Oh Tillie, "Get over it" is not at all what I was saying. I'm so sorry it came across like that--that is completely contrary to how I think or feel. The piece said " You will not get over it. You will only come to integrate your loss..." You articulated the same thing--perhaps much more articulately.

What I appreciated about the piece was the point it made that "everyone grieves differently and that science collapses in the face of the mysteries of the heart...."

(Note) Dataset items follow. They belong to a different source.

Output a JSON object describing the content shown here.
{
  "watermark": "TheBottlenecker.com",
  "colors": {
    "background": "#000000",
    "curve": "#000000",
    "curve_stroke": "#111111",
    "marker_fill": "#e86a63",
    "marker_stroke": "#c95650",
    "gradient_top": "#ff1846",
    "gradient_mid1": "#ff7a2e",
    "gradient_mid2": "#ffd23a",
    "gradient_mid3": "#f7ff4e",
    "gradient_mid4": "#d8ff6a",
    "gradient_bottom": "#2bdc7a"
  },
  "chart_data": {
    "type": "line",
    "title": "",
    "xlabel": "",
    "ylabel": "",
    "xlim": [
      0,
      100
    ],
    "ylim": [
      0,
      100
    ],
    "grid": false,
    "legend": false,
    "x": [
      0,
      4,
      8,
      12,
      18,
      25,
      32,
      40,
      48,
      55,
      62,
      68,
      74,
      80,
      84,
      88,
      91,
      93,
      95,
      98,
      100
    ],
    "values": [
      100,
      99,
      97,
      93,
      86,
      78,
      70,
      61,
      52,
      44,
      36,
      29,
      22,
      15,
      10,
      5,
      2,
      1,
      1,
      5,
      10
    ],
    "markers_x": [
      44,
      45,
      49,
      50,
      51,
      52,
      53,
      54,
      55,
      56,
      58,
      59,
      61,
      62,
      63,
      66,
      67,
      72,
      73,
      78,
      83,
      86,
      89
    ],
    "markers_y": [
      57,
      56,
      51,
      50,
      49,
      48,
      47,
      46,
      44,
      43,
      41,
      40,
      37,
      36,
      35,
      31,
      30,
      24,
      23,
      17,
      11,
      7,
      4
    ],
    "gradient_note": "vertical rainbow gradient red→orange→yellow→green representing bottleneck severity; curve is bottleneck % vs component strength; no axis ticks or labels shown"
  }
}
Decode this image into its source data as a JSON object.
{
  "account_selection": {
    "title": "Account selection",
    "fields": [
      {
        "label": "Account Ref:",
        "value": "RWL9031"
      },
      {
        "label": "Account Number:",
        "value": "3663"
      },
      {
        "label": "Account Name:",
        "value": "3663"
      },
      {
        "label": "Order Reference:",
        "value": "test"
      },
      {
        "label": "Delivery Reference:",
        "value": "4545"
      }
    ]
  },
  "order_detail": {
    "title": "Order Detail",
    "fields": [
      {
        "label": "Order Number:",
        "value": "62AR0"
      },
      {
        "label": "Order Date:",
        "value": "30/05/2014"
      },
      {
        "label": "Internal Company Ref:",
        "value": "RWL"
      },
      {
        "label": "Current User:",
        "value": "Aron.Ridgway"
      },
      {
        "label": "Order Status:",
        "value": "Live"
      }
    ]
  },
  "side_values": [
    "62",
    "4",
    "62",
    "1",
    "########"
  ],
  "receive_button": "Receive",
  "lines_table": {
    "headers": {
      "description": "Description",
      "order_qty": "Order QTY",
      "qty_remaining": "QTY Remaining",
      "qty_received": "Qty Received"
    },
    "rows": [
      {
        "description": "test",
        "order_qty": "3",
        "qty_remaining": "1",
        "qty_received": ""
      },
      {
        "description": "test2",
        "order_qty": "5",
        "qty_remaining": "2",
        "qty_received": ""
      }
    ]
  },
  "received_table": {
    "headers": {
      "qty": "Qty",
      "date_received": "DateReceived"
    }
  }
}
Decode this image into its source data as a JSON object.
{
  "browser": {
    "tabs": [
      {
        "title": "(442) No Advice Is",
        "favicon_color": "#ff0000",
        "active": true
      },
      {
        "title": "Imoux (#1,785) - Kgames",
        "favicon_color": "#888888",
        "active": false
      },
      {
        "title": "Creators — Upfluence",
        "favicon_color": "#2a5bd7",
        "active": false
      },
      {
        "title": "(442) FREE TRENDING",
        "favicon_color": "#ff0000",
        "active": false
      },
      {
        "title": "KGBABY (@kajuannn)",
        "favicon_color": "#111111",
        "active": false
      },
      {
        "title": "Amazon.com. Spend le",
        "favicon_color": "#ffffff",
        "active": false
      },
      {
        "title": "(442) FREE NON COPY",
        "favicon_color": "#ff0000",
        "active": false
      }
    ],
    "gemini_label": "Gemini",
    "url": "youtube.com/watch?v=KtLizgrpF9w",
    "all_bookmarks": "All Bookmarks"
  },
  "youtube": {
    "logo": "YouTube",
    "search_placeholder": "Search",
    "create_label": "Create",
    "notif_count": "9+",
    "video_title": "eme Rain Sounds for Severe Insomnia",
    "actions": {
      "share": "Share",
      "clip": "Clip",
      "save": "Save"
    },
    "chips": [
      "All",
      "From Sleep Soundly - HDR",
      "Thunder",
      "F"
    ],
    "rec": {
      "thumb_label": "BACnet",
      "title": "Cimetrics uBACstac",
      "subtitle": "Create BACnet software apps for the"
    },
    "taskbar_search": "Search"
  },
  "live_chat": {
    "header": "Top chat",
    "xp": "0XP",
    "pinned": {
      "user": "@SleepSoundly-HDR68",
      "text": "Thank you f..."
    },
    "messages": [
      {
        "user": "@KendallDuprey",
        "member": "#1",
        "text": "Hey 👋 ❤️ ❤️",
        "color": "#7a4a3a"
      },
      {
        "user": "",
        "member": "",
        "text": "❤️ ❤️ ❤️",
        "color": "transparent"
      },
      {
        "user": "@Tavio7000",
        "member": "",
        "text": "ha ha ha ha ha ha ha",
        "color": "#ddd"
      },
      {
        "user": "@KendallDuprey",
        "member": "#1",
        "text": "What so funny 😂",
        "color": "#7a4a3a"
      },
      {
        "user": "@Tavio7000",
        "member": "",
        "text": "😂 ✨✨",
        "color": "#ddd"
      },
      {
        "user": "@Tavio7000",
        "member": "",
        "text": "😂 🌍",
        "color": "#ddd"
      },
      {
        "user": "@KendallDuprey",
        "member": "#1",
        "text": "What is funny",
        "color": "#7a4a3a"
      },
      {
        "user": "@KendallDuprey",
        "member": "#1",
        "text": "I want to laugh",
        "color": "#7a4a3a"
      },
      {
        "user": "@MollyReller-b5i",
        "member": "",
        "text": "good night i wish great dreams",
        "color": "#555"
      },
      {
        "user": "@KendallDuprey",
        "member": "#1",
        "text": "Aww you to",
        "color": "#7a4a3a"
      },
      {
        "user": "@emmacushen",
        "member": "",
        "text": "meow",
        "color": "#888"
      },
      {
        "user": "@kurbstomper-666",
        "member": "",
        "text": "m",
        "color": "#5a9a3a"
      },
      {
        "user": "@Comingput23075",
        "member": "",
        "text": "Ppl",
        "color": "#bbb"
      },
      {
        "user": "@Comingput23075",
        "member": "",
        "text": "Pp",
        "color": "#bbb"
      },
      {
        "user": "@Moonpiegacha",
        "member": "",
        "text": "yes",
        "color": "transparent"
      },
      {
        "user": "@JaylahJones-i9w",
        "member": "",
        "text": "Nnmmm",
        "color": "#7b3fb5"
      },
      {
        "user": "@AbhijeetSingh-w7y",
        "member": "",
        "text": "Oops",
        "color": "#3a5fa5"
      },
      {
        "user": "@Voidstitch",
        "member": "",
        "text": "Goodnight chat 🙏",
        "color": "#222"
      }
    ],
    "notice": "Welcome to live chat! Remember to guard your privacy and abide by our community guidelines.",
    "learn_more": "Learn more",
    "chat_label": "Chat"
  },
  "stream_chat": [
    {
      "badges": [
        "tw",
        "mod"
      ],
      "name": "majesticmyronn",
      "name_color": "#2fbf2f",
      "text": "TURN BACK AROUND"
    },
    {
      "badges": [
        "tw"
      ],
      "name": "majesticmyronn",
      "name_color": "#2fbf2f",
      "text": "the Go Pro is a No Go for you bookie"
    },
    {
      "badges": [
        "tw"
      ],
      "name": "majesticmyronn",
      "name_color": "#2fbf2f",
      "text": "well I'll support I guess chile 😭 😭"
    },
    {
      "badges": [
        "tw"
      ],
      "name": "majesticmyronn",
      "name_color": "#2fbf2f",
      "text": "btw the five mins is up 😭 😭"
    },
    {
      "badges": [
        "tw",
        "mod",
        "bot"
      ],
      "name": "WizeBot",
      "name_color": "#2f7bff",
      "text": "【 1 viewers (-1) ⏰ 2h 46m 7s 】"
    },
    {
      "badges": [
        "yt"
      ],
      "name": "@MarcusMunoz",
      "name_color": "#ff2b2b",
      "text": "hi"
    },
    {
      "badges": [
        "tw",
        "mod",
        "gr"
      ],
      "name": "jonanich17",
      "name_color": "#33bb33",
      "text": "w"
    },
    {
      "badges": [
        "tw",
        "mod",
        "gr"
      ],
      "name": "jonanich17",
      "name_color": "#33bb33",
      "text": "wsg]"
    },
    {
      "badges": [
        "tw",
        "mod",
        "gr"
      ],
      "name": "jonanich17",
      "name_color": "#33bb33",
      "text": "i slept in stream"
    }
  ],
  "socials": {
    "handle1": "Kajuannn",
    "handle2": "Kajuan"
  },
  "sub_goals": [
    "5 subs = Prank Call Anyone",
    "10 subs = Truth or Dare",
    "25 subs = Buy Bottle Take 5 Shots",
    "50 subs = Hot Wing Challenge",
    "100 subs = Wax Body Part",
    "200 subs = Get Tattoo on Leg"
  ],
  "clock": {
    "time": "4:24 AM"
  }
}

It helps to hear others' experiences--giving us hope for life after loss, but none of our experiences will be the same. I am sorry if it did not come across that way.
 
Deb, I think everyone understands that. No worries. You're right, the quote definitely says you will not get over it like you would get over the flu. The quote then assures us that we will integrate the loss into our new selves. It's a lovely piece. --Mike
 
Mike, I'm sorry if you took my comment that way, I certainly meant no offense, and your post did not offend. I only mean that for me the emphasis is on the life change we go through rather than speaking of it in terms of recovery. Perhaps the fault is mine and my understanding of "recovery"? With addiction and cancer and ALS in my family I imagine my concept of the word is somewhat different and I never have been comfortable applying it to the concept of grief. Forgive my writing skills. We're closer than we think, I think.
 
We're closer than we think

No offense was ever taken, Bill. I was worried that perhaps I had offended.

Interesting view: "the emphasis is on the life change we go through rather than speaking of it in terms of recovery."

In fact, very possibly that's exactly my own view. Maybe that's exactly what I did after my PALS passed. Thanks for the insight. --Mike
 
In many ways Mike, things you have mentioned that your daughter came to believe about faith and religion have been spoken by my son. We are catholic and I hesitate to continue religious ed because our counselor feels it is doing him more harm than good at this point. It is not providing a place of solace and comfort but rather condemnation.

I would also say you do go thru many stages of grieving and sometimes circle back to a previous one. I personally dont think you ever get over losing a loved one but rather learn to incorporate the loss into your day to day life. At first it is merely survival but it gets less emotional with with time.
 
Interesting Steph. I think we agree. Sorry to hear your son didn't get solace from the religious studies. I was raised Catholic, and went to Catholic high school. They seemed very understanding to me. Indeed, Pope Francis is my hero!

But I shouldn't stray too far from the purpose of this thread by 4loml, "on Grief".